During 2014 Aer Lingus’s total network passengers surpassed 11 million for the first time in its history. Average fare revenue per seat was €98.93, up 9.4%.
Long-haul performance was particularly strong with revenue up 28.4% to €490.0 million, passenger numbers up 20.6% and load factor up 0.6 points to 83.7%.
Short-haul performance was resilient in a highly competitive environment with average fare per seat up 2.5% to €69.60 on steady load factors. Short-haul revenue in 2014 was €791.0 million compared to €789.0 million in the previous year.
A number of important strategic initiatives were achieved during 2014 including the successful transatlantic expansion with additional capacity of 23.8% deployed; the move from Terminal 1 to Terminal 2 in London Heathrow resulting in an improved customer experience; and the resolution of legacy pension funding issues.
The balance sheet was again strong at the year-end with a 29.9% increase in net cash to €545.3 million.
Given Aer Lingus’s improved operating performance in 2014, the Board is proposing to pay an increased dividend of 5 cent per share for 2014, up from 4 cent for the year 2013.

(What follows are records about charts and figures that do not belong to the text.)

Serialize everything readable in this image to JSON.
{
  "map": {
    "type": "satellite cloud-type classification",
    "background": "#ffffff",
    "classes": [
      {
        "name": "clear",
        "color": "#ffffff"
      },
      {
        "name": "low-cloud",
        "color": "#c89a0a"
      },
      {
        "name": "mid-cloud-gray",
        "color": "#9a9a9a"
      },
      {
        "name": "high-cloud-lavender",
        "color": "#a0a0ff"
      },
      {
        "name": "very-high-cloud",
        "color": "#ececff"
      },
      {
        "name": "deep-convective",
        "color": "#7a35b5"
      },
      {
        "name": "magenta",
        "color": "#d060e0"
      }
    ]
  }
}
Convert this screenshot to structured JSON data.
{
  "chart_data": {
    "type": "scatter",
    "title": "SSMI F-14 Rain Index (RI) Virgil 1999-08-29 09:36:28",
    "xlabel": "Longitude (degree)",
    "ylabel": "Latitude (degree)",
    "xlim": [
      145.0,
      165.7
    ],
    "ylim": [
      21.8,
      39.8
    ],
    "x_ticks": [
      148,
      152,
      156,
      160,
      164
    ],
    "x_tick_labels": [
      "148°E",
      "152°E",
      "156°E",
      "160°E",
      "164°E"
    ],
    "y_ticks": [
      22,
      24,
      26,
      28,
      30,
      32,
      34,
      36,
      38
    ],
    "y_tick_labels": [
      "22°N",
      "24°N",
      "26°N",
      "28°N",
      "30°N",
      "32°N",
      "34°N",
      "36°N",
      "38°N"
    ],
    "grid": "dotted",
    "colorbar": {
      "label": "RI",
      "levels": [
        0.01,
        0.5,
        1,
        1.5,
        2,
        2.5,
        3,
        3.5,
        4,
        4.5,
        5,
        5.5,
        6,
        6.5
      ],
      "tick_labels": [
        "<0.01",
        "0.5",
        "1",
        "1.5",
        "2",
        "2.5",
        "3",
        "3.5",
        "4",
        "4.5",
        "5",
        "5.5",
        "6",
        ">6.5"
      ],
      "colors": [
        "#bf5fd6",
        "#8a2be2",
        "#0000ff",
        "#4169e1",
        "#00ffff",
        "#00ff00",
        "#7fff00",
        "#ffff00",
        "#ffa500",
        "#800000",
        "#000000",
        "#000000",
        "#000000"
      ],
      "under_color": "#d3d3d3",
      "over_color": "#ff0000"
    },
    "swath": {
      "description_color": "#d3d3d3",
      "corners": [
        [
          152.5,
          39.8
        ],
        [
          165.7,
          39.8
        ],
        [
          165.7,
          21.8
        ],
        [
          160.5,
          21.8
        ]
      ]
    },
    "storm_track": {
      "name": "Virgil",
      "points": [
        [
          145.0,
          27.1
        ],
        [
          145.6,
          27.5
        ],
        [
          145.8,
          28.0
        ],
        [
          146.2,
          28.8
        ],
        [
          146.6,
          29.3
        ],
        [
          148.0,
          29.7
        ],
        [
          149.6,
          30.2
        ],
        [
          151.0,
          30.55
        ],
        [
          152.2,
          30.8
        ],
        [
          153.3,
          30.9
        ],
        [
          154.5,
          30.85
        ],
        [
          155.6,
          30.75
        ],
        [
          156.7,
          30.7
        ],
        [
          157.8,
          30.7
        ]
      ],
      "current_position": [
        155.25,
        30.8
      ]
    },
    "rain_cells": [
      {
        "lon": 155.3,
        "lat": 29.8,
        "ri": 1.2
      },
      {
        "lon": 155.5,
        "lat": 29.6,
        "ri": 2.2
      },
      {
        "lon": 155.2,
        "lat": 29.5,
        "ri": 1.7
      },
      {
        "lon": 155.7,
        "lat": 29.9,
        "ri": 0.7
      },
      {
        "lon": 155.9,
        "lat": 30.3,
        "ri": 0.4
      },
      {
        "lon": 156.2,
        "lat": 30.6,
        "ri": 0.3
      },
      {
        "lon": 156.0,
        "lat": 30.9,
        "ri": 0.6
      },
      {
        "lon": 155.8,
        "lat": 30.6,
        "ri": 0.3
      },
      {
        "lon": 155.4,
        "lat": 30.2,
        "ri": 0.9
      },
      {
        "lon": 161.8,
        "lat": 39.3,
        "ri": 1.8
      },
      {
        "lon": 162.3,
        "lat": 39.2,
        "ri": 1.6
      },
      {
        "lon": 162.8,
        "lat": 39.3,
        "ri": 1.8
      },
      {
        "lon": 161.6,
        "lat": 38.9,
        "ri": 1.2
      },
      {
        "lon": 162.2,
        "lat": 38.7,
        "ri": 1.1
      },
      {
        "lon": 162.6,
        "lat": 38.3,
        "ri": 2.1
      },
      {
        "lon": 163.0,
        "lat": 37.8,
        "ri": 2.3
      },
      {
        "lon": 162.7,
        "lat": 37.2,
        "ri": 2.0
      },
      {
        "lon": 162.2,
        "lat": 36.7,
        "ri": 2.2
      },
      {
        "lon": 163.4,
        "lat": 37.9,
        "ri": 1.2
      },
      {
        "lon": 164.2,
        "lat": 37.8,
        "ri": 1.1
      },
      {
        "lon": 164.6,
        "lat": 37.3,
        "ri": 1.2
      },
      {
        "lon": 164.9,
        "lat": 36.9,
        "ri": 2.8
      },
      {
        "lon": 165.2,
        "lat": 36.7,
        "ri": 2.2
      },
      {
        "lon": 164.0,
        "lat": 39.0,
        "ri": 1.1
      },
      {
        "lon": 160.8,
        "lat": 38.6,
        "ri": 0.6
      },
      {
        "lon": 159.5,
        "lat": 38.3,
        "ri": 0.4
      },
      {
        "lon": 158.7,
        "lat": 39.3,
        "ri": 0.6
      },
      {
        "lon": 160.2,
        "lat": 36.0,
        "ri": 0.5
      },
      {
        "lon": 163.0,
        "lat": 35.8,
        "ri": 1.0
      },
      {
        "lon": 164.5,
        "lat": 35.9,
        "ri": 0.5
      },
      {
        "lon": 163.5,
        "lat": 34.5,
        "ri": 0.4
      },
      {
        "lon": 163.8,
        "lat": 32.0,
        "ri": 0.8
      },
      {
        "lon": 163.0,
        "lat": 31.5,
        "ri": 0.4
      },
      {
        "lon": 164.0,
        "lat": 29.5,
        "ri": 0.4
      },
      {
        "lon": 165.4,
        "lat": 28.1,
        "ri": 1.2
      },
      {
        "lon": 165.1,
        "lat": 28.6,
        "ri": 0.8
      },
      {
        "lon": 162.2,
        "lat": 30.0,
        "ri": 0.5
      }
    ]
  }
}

Christoph Mueller, Chief Executive, said:“The year 2014 proved the strength of our ‘value carrier’ business model across both our short- and long-haul businesses. We profitably expanded our long-haul network utilising our cost advantage and favourable geographic position and helped establish Dublin as the seventh largest European hub for transatlantic connections. Our short-haul business continued to demonstrate its resilience despite a highly competitive market. Commercial initiatives, in addition to cost control, led to the highest operating profit since the financial crisis and 17.8% above last year.
“The focus on our business is unabated and in the coming months we will invest in our customer proposition and distribution model in addition to reducing costs. Now that the complex IASS pension funding issues have been addressed, we are re-launching our CORE programme, starting with the introduction of a new voluntary severance scheme at the beginning of this year.
“I am delighted to hand the reins to Stephen Kavanagh at the end of this week. I know that the entire Aer Lingus team has a lot of work planned for 2015 and I am confident that they will drive further improvements in profitability, customer satisfaction and employee engagement.”
Aer Lingus Chairman Colm Barrington reiterated the Board’s support for the IAG offer: “Our performance in 2014 was strong, with significant growth in long-haul and resilient short-haul operations. To enhance these excellent results and to accelerate Aer Lingus’s growth, it is the Board’s strong belief that the company should now take the opportunity to combine with IAG. In this combination Aer Lingus will operate as a separate business while gaining access to IAG’s extensive network and benefiting from its scale. These significantly positive benefits will de-risk Aer Lingus’s future, strengthen its operations and enhance the future success of the company.”